In the Fourth Circuit case, whistleblowers in Maryland alleged that Allergan overcharged Medicaid by more than $680 million by falsely reporting drug pricing information. The district court originally dismissed the case, and the Fourth Circuit affirmed. Subsequently, an en banc panel reviewing the Fourth Circuit’s decision, vacated the prior panel opinion, and directly affirmed the district court’s dismissal.

Similarly, in the 11th Circuit case, whistleblowers in Florida alleged that Abbott committed numerous regulatory violations in connection with Medicare beneficiaries. The district court dismissed that case as well, and the 11th Circuit affirmed, ruling that the plaintiffs had failed to allege sufficient scienter. The whistleblowers in both cases subsequently petitioned the Supreme Court for review, and both cases were paused pending the outcome of the Safeway and SuperValu cases. 

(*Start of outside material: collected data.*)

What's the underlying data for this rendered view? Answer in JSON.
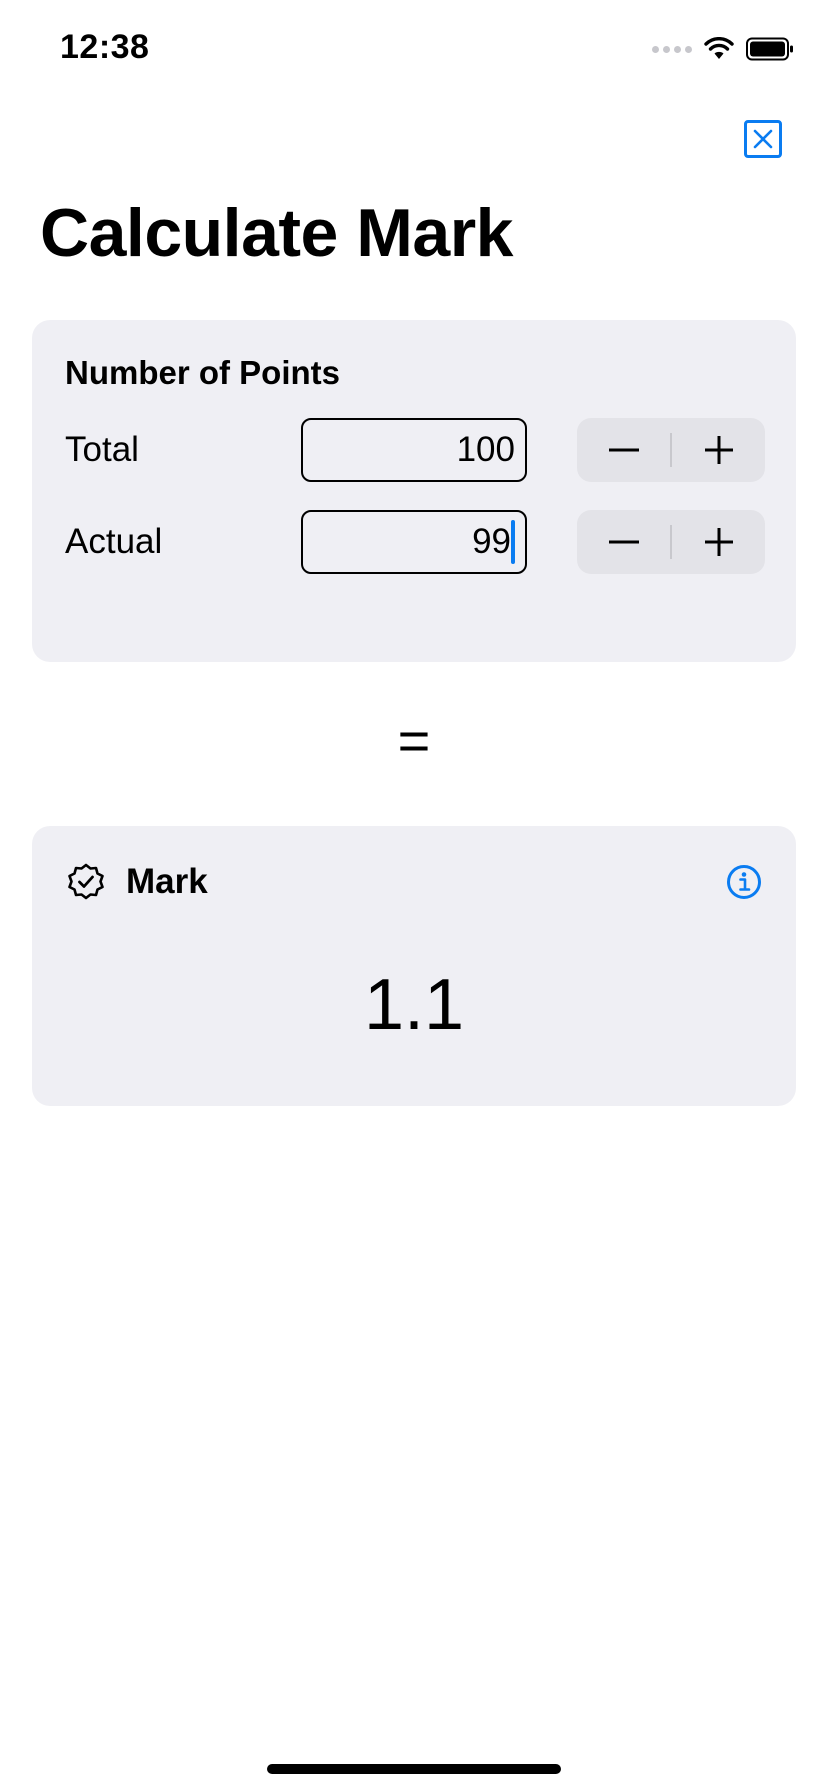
{
  "status_bar": {
    "time": "12:38"
  },
  "header": {
    "title": "Calculate Mark",
    "close_icon": "xmark-square-icon"
  },
  "points_section": {
    "header": "Number of Points",
    "rows": [
      {
        "label": "Total",
        "value": "100"
      },
      {
        "label": "Actual",
        "value": "99"
      }
    ],
    "stepper": {
      "minus": "−",
      "plus": "+"
    }
  },
  "equals_sign": "=",
  "mark_section": {
    "label": "Mark",
    "icon": "checkmark-seal-icon",
    "info_icon": "info-circle-icon",
    "value": "1.1"
  },
  "colors": {
    "accent": "#0a7cf1",
    "card_background": "#efeff4",
    "stepper_background": "#e3e3e8"
  }
}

In light of its decisions in Safeway and SuperValu, the Supreme Court remanded both cases for further proceedings.. In remanding the cases, the Court has teed up some of the first cases testing the new standard on the meaning of intentionality in connection with fraud under the FCA. The ultimate outcome of these cases – and the broader contours of liability under the FCA described above – remain to be seen.